Kalaupun terpaksa melakukan alih fungsi, Rudi menyarankan agar lebih menanam komoditas lain secara tumpang sari. Ini, misalnya, tanaman hortikultura atau memadukannya dengan peternakan.
”Istilahnya, kalaupun harus menebang pohon karet, hanya beberapa blok saja, kemudian dimanfaatkan untuk komoditas yang lain,” ujar Rudi. Dengan skema ini, petani karet bisa memperoleh pendapatan sampingan dari komoditas lain.
Di sisi lain, ia meminta agar pemerintah pusat memberikan bantuan, terutama untuk peremajaan dan perawatan kebun karet. Kredit usaha rakyat diharapkan menjadi solusi permodalan untuk melakukan peremajaan.
Sejak zaman kolonial Belanda hingga sekarang, karet masih menjadi sandaran hidup masyarakat Sumsel.
Asisten II Bidang Ekonomi Keuangan dan Pembangunan Pemprov Sumsel Darma Budhi menuturkan, hilirisasi menjadi solusi dari permasalahan yang terjadi. Saat ini, pemerintah terus mengundang para investor untuk menanamkan modalnya di Sumsel, terutama yang berkaitan dengan komoditas unggulan, termasuk karet.
Ini, misalnya, pabrik ban atau karet untuk ban kursi roda atau untuk sejumlah alat kesehatan. Menurut dia, itu masih lebih memungkinkan dibandingkan menjadikan karet sebagai bahan pembuat aspal. ”Karena, memang komposisi getah karet pada pembuatan aspal karet masih sangat kecil,” ucapnya.
Dia berharap tidak banyak petani karet di Sumsel yang mengalihfungsikan lahannya. Jika itu terjadi, kondisi perekonomian di daerah akan bergejolak. ”Sejak zaman kolonial Belanda hingga sekarang, karet masih menjadi sandaran hidup masyarakat Sumsel. Jangan sampai alih fungsi lahan membuat gejolak ekonomi di daerah,” ucapnya.
Apalagi, untuk kelapa sawit, petani karet tidak bisa serta-merta masuk ke industri ini. Untuk memasok pabrik minyak kelapa sawit, petani harus bermitra dengan perusahaan terlebih dahulu dengan skema plasma.
Irwan (40), petani karet di Kecamatan Payaraman, Kabupaten Ogan Ilir, menuturkan, belum mau mengalihfungsikan lahannya karena masih membutuhkan dana untuk kebutuhan sehari-hari. ”Membuka lahan baru membutuhkan modal yang tidak sedikit,” ucapnya.
Selain itu, sebagian besar petani di daerahnya belum terbiasa menanam sawit.
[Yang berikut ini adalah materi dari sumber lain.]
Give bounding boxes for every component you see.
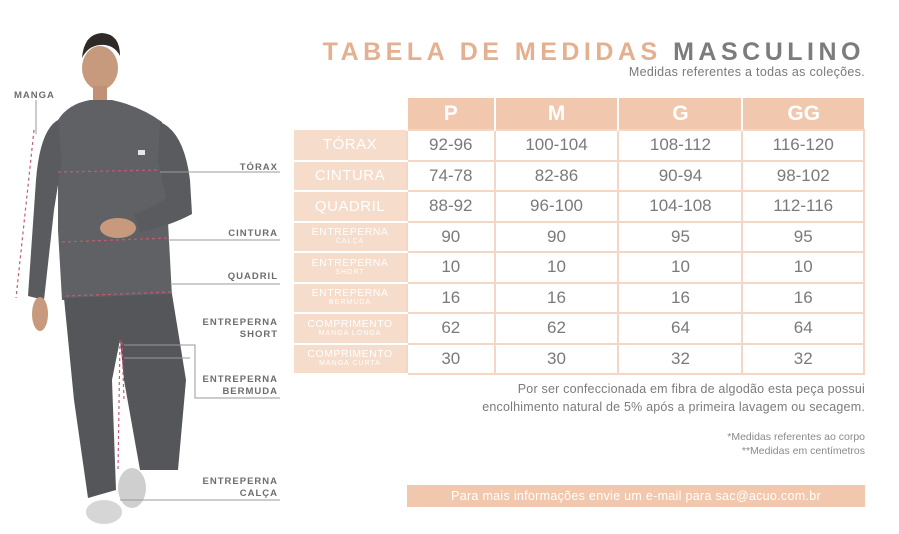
row-label-main: CINTURA <box>314 167 386 185</box>
table-cell: 90 <box>495 222 619 253</box>
table-row <box>294 130 864 161</box>
row-label-sub: CALÇA <box>335 238 365 246</box>
table-cell: 74-78 <box>407 161 495 192</box>
row-label <box>294 161 407 192</box>
footnotes <box>727 430 865 458</box>
table-cell: 95 <box>618 222 742 253</box>
row-label-main: ENTREPERNA <box>311 226 389 239</box>
shrinkage-note <box>395 380 865 416</box>
table-row <box>294 222 864 253</box>
size-header-m: M <box>495 98 619 130</box>
table-cell: 16 <box>495 283 619 314</box>
table-cell: 32 <box>742 344 864 375</box>
table-cell: 10 <box>407 252 495 283</box>
callout-entreperna-calca-line2: CALÇA <box>239 488 278 499</box>
size-table <box>294 98 865 375</box>
table-row <box>294 313 864 344</box>
row-label-sub: MANGA LONGA <box>318 329 382 337</box>
table-cell: 98-102 <box>742 161 864 192</box>
callout-entreperna-calca <box>180 476 278 500</box>
table-cell: 16 <box>407 283 495 314</box>
table-cell: 64 <box>742 313 864 344</box>
callout-torax: TÓRAX <box>239 162 278 173</box>
table-row <box>294 252 864 283</box>
table-row <box>294 161 864 192</box>
callout-entreperna-short-line2: SHORT <box>239 329 278 340</box>
row-label-main: COMPRIMENTO <box>307 348 393 361</box>
page-subtitle: Medidas referentes a todas as coleções. <box>628 65 865 79</box>
row-label <box>294 252 407 283</box>
callout-entreperna-short-line1: ENTREPERNA <box>202 317 278 328</box>
contact-email-link[interactable]: sac@acuo.com.br <box>715 489 821 503</box>
model-figure <box>0 0 300 534</box>
table-cell: 10 <box>495 252 619 283</box>
size-header-p: P <box>407 98 495 130</box>
row-label <box>294 313 407 344</box>
callout-entreperna-bermuda <box>180 374 278 398</box>
table-cell: 90-94 <box>618 161 742 192</box>
table-cell: 96-100 <box>495 191 619 222</box>
row-label-sub: BERMUDA <box>328 299 371 307</box>
callout-quadril: QUADRIL <box>227 271 278 282</box>
table-cell: 104-108 <box>618 191 742 222</box>
title-part1: TABELA DE MEDIDAS <box>322 38 662 66</box>
table-row <box>294 283 864 314</box>
page-title <box>323 38 865 67</box>
footnote-units: **Medidas em centímetros <box>741 445 865 457</box>
table-cell: 90 <box>407 222 495 253</box>
contact-bar <box>407 485 865 507</box>
table-row <box>294 191 864 222</box>
table-cell: 82-86 <box>495 161 619 192</box>
shrinkage-note-line1: Por ser confeccionada em fibra de algodão esta peça possui <box>517 382 865 396</box>
table-cell: 30 <box>407 344 495 375</box>
row-label <box>294 191 407 222</box>
table-cell: 16 <box>618 283 742 314</box>
table-cell: 16 <box>742 283 864 314</box>
row-label-sub: MANGA CURTA <box>319 360 381 368</box>
table-cell: 10 <box>742 252 864 283</box>
row-label <box>294 283 407 314</box>
table-cell: 100-104 <box>495 130 619 161</box>
row-label <box>294 222 407 253</box>
contact-text: Para mais informações envie um e-mail para <box>451 489 712 503</box>
table-cell: 30 <box>495 344 619 375</box>
table-cell: 95 <box>742 222 864 253</box>
size-header-row <box>294 98 864 130</box>
table-cell: 62 <box>495 313 619 344</box>
table-cell: 10 <box>618 252 742 283</box>
row-label-sub: SHORT <box>335 268 365 276</box>
table-cell: 88-92 <box>407 191 495 222</box>
callout-entreperna-short <box>180 317 278 341</box>
row-label-main: ENTREPERNA <box>311 287 389 300</box>
callout-entreperna-calca-line1: ENTREPERNA <box>202 476 278 487</box>
model-illustration <box>0 0 300 534</box>
header-blank <box>294 98 407 130</box>
row-label <box>294 344 407 375</box>
callout-manga: MANGA <box>14 90 55 101</box>
table-cell: 64 <box>618 313 742 344</box>
title-part2: MASCULINO <box>673 38 865 66</box>
callout-entreperna-bermuda-line2: BERMUDA <box>222 386 278 397</box>
size-header-gg: GG <box>742 98 864 130</box>
callout-entreperna-bermuda-line1: ENTREPERNA <box>202 374 278 385</box>
callout-cintura: CINTURA <box>228 228 278 239</box>
table-cell: 62 <box>407 313 495 344</box>
row-label <box>294 130 407 161</box>
row-label-main: TÓRAX <box>322 136 378 154</box>
table-cell: 92-96 <box>407 130 495 161</box>
table-cell: 116-120 <box>742 130 864 161</box>
row-label-main: ENTREPERNA <box>311 256 389 269</box>
size-header-g: G <box>618 98 742 130</box>
table-cell: 108-112 <box>618 130 742 161</box>
table-cell: 32 <box>618 344 742 375</box>
footnote-body: *Medidas referentes ao corpo <box>727 431 865 443</box>
row-label-main: COMPRIMENTO <box>307 317 393 330</box>
table-row <box>294 344 864 375</box>
row-label-main: QUADRIL <box>314 197 386 215</box>
shrinkage-note-line2: encolhimento natural de 5% após a primeira lavagem ou secagem. <box>482 400 865 414</box>
table-cell: 112-116 <box>742 191 864 222</box>
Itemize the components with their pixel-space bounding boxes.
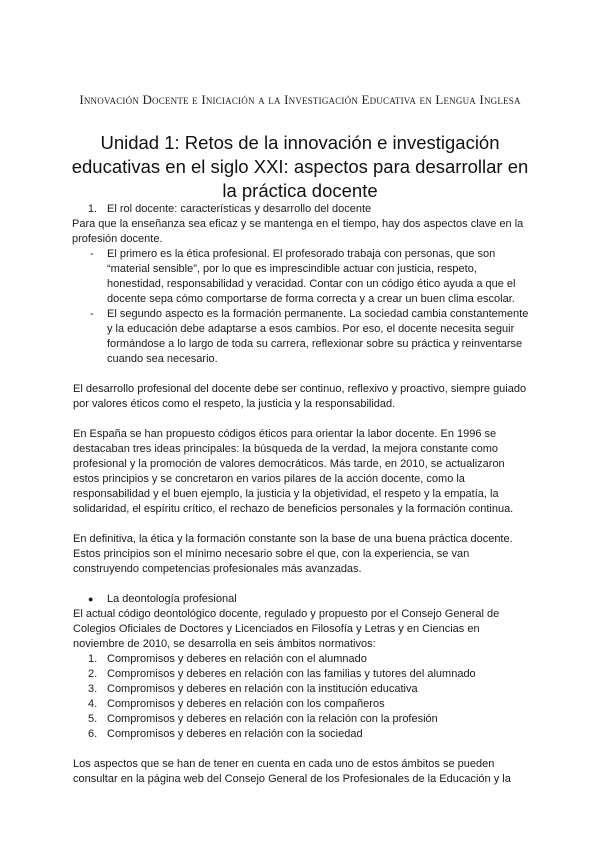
section-heading-text: La deontología profesional (107, 593, 237, 605)
document-body (73, 202, 533, 787)
section-heading-text: El rol docente: características y desarrollo del docente (107, 203, 372, 215)
section-intro: Para que la enseñanza sea eficaz y se mantenga en el tiempo, hay dos aspectos clave en la profesión docente. (72, 218, 524, 245)
paragraph: En España se han propuesto códigos éticos para orientar la labor docente. En 1996 se destacaban tres ideas principales: la búsqueda de la verdad, la mejora constante como profesional y la promoción de valores democráticos. Más tarde, en 2010, se actualizaron estos principios y se concretaron en varios pilares de la acción docente, como la responsabilidad y el buen ejemplo, la justicia y la objetividad, el respeto y la empatía, la solidaridad, el espíritu crítico, el rechazo de beneficios personales y la formación continua. (73, 428, 514, 515)
list-item (73, 712, 533, 727)
section-number: 1. (87, 203, 97, 215)
list-item (73, 682, 533, 697)
list-item (73, 727, 533, 742)
list-number: 1. (88, 653, 98, 665)
dash-marker: - (90, 248, 94, 260)
aspect-formacion: El segundo aspecto es la formación permanente. La sociedad cambia constantemente y la educación debe adaptarse a esos cambios. Por eso, el docente necesita seguir formándose a lo largo de toda su carrera, reflexionar sobre su práctica y reinventarse cuando sea necesario. (107, 308, 529, 365)
list-text: Compromisos y deberes en relación con el alumnado (107, 653, 367, 665)
list-text: Compromisos y deberes en relación con la sociedad (107, 728, 363, 740)
list-text: Compromisos y deberes en relación con la relación con la profesión (107, 713, 438, 725)
list-item (73, 247, 533, 307)
list-number: 3. (88, 683, 98, 695)
list-text: Compromisos y deberes en relación con las familias y tutores del alumnado (107, 668, 476, 680)
paragraph: El desarrollo profesional del docente debe ser continuo, reflexivo y proactivo, siempre guiado por valores éticos como el respeto, la justicia y la responsabilidad. (73, 383, 527, 410)
areas-list (73, 652, 533, 742)
list-item (73, 652, 533, 667)
list-number: 5. (88, 713, 98, 725)
list-number: 6. (88, 728, 98, 740)
section-intro: El actual código deontológico docente, regulado y propuesto por el Consejo General de Colegios Oficiales de Doctores y Licenciados en Filosofía y Letras y en Ciencias en noviembre de 2010, se desarrolla en seis ámbitos normativos: (73, 608, 500, 650)
section-heading-rol-docente (73, 202, 533, 217)
aspects-list (73, 247, 533, 367)
unit-title: Unidad 1: Retos de la innovación e investigación educativas en el siglo XXI: aspectos para desarrollar en la práctica docente (71, 132, 529, 201)
paragraph: En definitiva, la ética y la formación constante son la base de una buena práctica docente. Estos principios son el mínimo necesario sobre el que, con la experiencia, se van construyendo competencias profesionales más avanzadas. (73, 533, 513, 575)
list-item (73, 667, 533, 682)
section-heading-deontologia (73, 592, 533, 607)
running-header: Innovación Docente e Iniciación a la Investigación Educativa en Lengua Inglesa (79, 92, 521, 107)
paragraph: Los aspectos que se han de tener en cuenta en cada uno de estos ámbitos se pueden consultar en la página web del Consejo General de los Profesionales de la Educación y la (73, 758, 511, 785)
aspect-etica: El primero es la ética profesional. El profesorado trabaja con personas, que son “material sensible”, por lo que es imprescindible actuar con justicia, respeto, honestidad, responsabilidad y veracidad. Contar con un código ético ayuda a que el docente sepa cómo comportarse de forma correcta y a crear un buen clima escolar. (107, 248, 516, 305)
dash-marker: - (90, 308, 94, 320)
list-number: 2. (88, 668, 98, 680)
list-item (73, 697, 533, 712)
list-number: 4. (88, 698, 98, 710)
list-text: Compromisos y deberes en relación con la institución educativa (107, 683, 418, 695)
list-item (73, 307, 533, 367)
bullet-icon: ● (88, 594, 94, 604)
list-text: Compromisos y deberes en relación con los compañeros (107, 698, 385, 710)
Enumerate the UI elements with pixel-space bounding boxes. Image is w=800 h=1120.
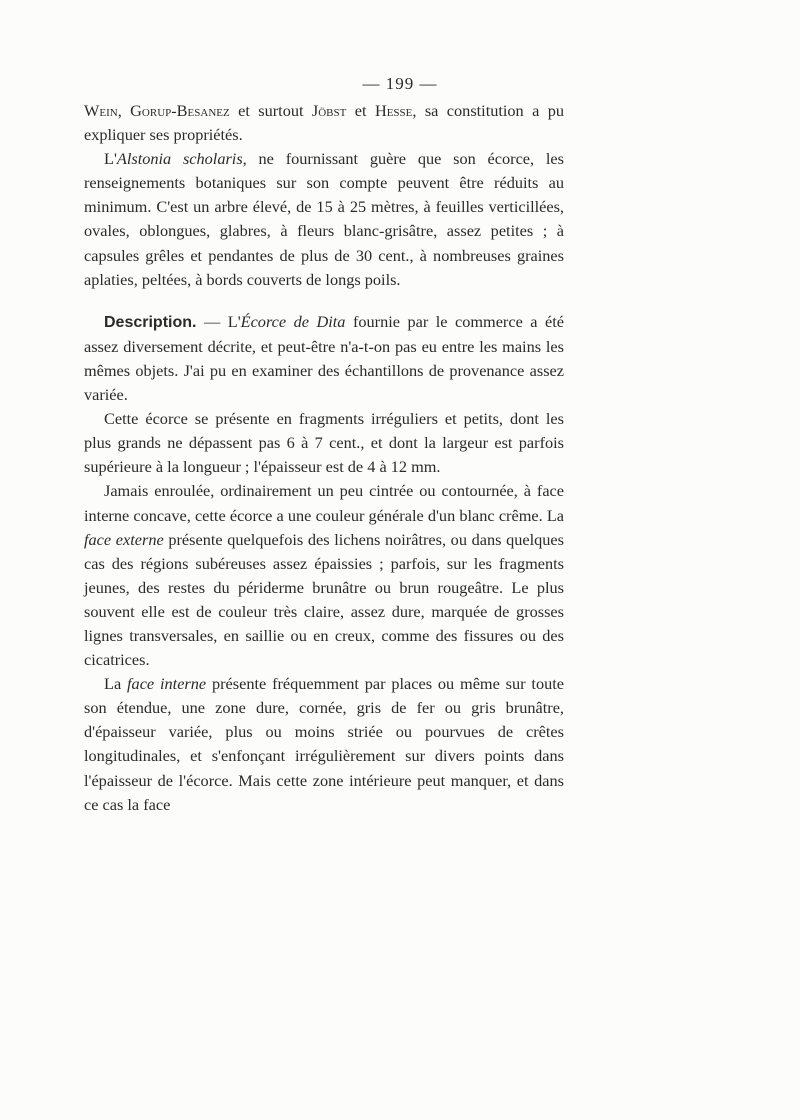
- section-heading: Description.: [104, 313, 197, 331]
- p2-prefix: L': [104, 149, 117, 169]
- paragraph-1: [84, 99, 564, 147]
- paragraph-description: [84, 310, 564, 407]
- p1-connector-2: et: [346, 101, 375, 120]
- author-hesse: Hesse: [374, 101, 413, 120]
- face-externe: face externe: [84, 529, 164, 549]
- author-jobst: Jöbst: [311, 101, 347, 120]
- paragraph-2: [84, 147, 564, 292]
- p6-b: présente fréquemment par places ou même sur toute son étendue, une zone dure, cornée, gris de fer ou gris brunâtre, d'épaisseur variée, plus ou moins striée ou pourvues de crêtes longitudinales, et s'enfonçant irrégulièrement sur divers points dans l'épaisseur de l'écorce. Mais cette zone intérieure peut manquer, et dans ce cas la face: [84, 674, 564, 814]
- p5-a: Jamais enroulée, ordinairement un peu cintrée ou contournée, à face interne concave, cette écorce a une couleur générale d'un blanc crême. La: [84, 481, 564, 525]
- p5-b: présente quelquefois des lichens noirâtres, ou dans quelques cas des régions subéreuses assez épaissies ; parfois, sur les fragments jeunes, des restes du périderme brunâtre ou brun rougeâtre. Le plus souvent elle est de couleur très claire, assez dure, marquée de grosses lignes transversales, en saillie ou en creux, comme des fissures ou des cicatrices.: [84, 529, 564, 670]
- paragraph-4: Cette écorce se présente en fragments irréguliers et petits, dont les plus grands ne dépassent pas 6 à 7 cent., et dont la largeur est parfois supérieure à la longueur ; l'épaisseur est de 4 à 12 mm.: [84, 409, 564, 477]
- page-number: — 199 —: [362, 74, 438, 93]
- paragraph-5: [84, 479, 564, 672]
- p1-rest: , sa constitution a pu expliquer ses propriétés.: [84, 101, 565, 145]
- p3-dash: — L': [196, 311, 241, 331]
- bark-title: Écorce de Dita: [240, 311, 346, 331]
- body-text: [84, 99, 564, 817]
- species-name: Alstonia scholaris: [116, 149, 243, 169]
- p3-rest: fournie par le commerce a été assez diversement décrite, et peut-être n'a-t-on pas eu entre les mains les mêmes objets. J'ai pu en examiner des échantillons de provenance assez variée.: [84, 311, 564, 405]
- author-names: Wein, Gorup-Besanez: [84, 101, 230, 120]
- face-interne: face interne: [127, 674, 207, 694]
- paragraph-6: [84, 672, 564, 817]
- p1-connector: et surtout: [229, 101, 312, 120]
- p6-a: La: [104, 674, 128, 694]
- p2-rest: , ne fournissant guère que son écorce, les renseignements botaniques sur son compte peuvent être réduits au minimum. C'est un arbre élevé, de 15 à 25 mètres, à feuilles verticillées, ovales, oblongues, glabres, à fleurs blanc-grisâtre, assez petites ; à capsules grêles et pendantes de plus de 30 cent., à nombreuses graines aplaties, peltées, à bords couverts de longs poils.: [84, 149, 564, 289]
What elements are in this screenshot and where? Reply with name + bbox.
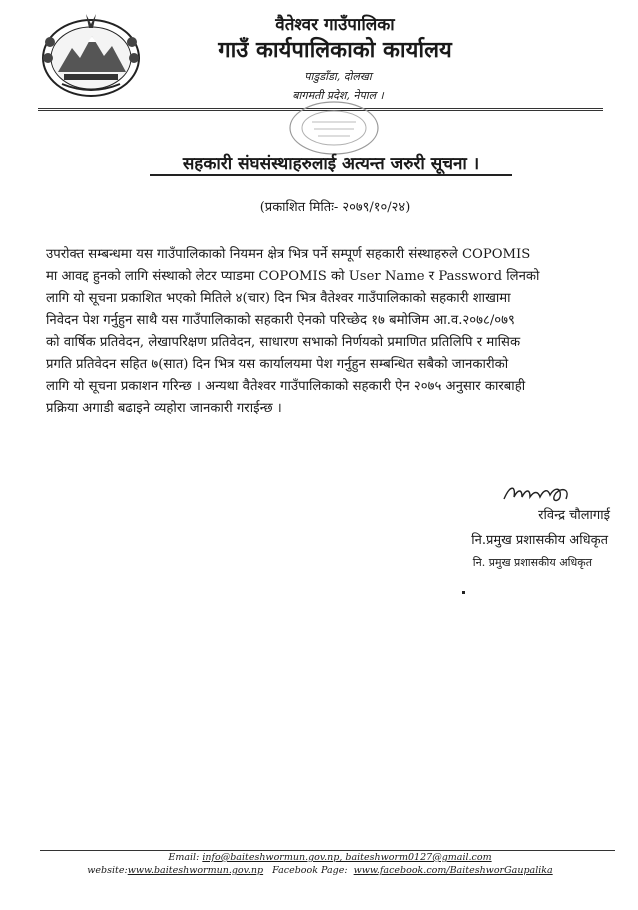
body-line: प्रगति प्रतिवेदन सहित ७(सात) दिन भित्र यस कार्यालयमा पेश गर्नुहुन सम्बन्धित सबैको जानकारीको	[46, 357, 509, 372]
office-seal-stamp-icon	[286, 98, 382, 158]
footer-web-line	[60, 865, 580, 876]
website-link[interactable]: www.baiteshwormun.gov.np	[127, 865, 264, 876]
website-label: website:	[87, 865, 128, 876]
notice-title: सहकारी संघसंस्थाहरुलाई अत्यन्त जरुरी सूचना ।	[182, 154, 480, 174]
body-line: निवेदन पेश गर्नुहुन साथै यस गाउँपालिकाको सहकारी ऐनको परिच्छेद १७ बमोजिम आ.व.२०७८/०७९	[46, 313, 515, 328]
footer-email-line	[130, 852, 530, 863]
notice-title-underline	[150, 174, 512, 176]
facebook-link[interactable]: www.facebook.com/BaiteshworGaupalika	[353, 865, 553, 876]
footer-divider	[40, 850, 615, 851]
ink-dot	[462, 591, 465, 594]
nepal-government-emblem-icon	[40, 12, 142, 98]
municipality-name: वैतेश्वर गाउँपालिका	[275, 15, 395, 35]
signatory-name: रविन्द्र चौलागाई	[538, 508, 610, 523]
office-address: पाडुडाँडा, दोलखा	[304, 70, 372, 83]
email-label: Email:	[168, 852, 200, 863]
body-line: मा आवद्द हुनको लागि संस्थाको लेटर प्याडमा COPOMIS को User Name र Password लिनको	[46, 269, 540, 284]
notice-body	[46, 244, 610, 420]
body-line: लागि यो सूचना प्रकाशन गरिन्छ । अन्यथा वैतेश्वर गाउँपालिकाको सहकारी ऐन २०७५ अनुसार कारबाही	[46, 379, 526, 394]
body-line: को वार्षिक प्रतिवेदन, लेखापरिक्षण प्रतिवेदन, साधारण सभाको निर्णयको प्रमाणित प्रतिलिपि र मासिक	[46, 335, 521, 350]
office-province: बागमती प्रदेश, नेपाल ।	[292, 89, 384, 102]
office-name: गाउँ कार्यपालिकाको कार्यालय	[218, 37, 452, 63]
handwritten-signature-icon	[500, 481, 580, 507]
signatory-title: नि.प्रमुख प्रशासकीय अधिकृत	[471, 533, 608, 548]
published-date: (प्रकाशित मितिः- २०७९/१०/२४)	[259, 200, 411, 215]
email-link[interactable]: info@baiteshwormun.gov.np, baiteshworm0127@gmail.com	[202, 852, 492, 863]
body-line: प्रक्रिया अगाडी बढाइने व्यहोरा जानकारी गराईन्छ ।	[46, 401, 282, 416]
body-line: उपरोक्त सम्बन्धमा यस गाउँपालिकाको नियमन क्षेत्र भित्र पर्ने सम्पूर्ण सहकारी संस्थाहरुले COPOMIS	[46, 247, 531, 262]
facebook-label: Facebook Page:	[272, 865, 348, 876]
signatory-stamp-title: नि. प्रमुख प्रशासकीय अधिकृत	[472, 556, 592, 569]
body-line: लागि यो सूचना प्रकाशित भएको मितिले ४(चार) दिन भित्र वैतेश्वर गाउँपालिकाको सहकारी शाखामा	[46, 291, 511, 306]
Masih banyak petani yang bingung harus memulai dari mana untuk beralih ke komoditas tersebut.
Sutikto (62), petani karet di Kecamatan Martapura, Kabupaten Ogan Komering Ulu Timur, juga memutuskan tetap bertahan di karet karena lahan tempat ia menanam adalah kawasan perhutanan sosial yang tidak bisa digunakan untuk kelapa sawit. ”Memang hasil dari getah karet tidak begitu banyak, tetapi untuk memenuhi kebutuhan, saya juga bertani padi,” ucapnya.
Ketua Gabungan Perusahaan Karet Indonesia (Gapkindo) Sumsel Alex Kurniawan Edy berharap ada tindak lanjut dari pemerintah pusat untuk menangani permasalahan ini. ”Karena masalah ini juga berkaitan dengan nasib petani dan tenaga kerja yang terlibat di dalamnya,” ujarnya.
Salah satunya adalah memberikan kemudahan bagi para petani untuk melakukan peremajaan pada kebunnya, termasuk memberikan bibit unggul agar kebun karet tidak mudah terkena penyakit. ”Memang dibutuhkan keberpihakan dari semua pihak agar industri karet kembali bergeliat,” ujarnya.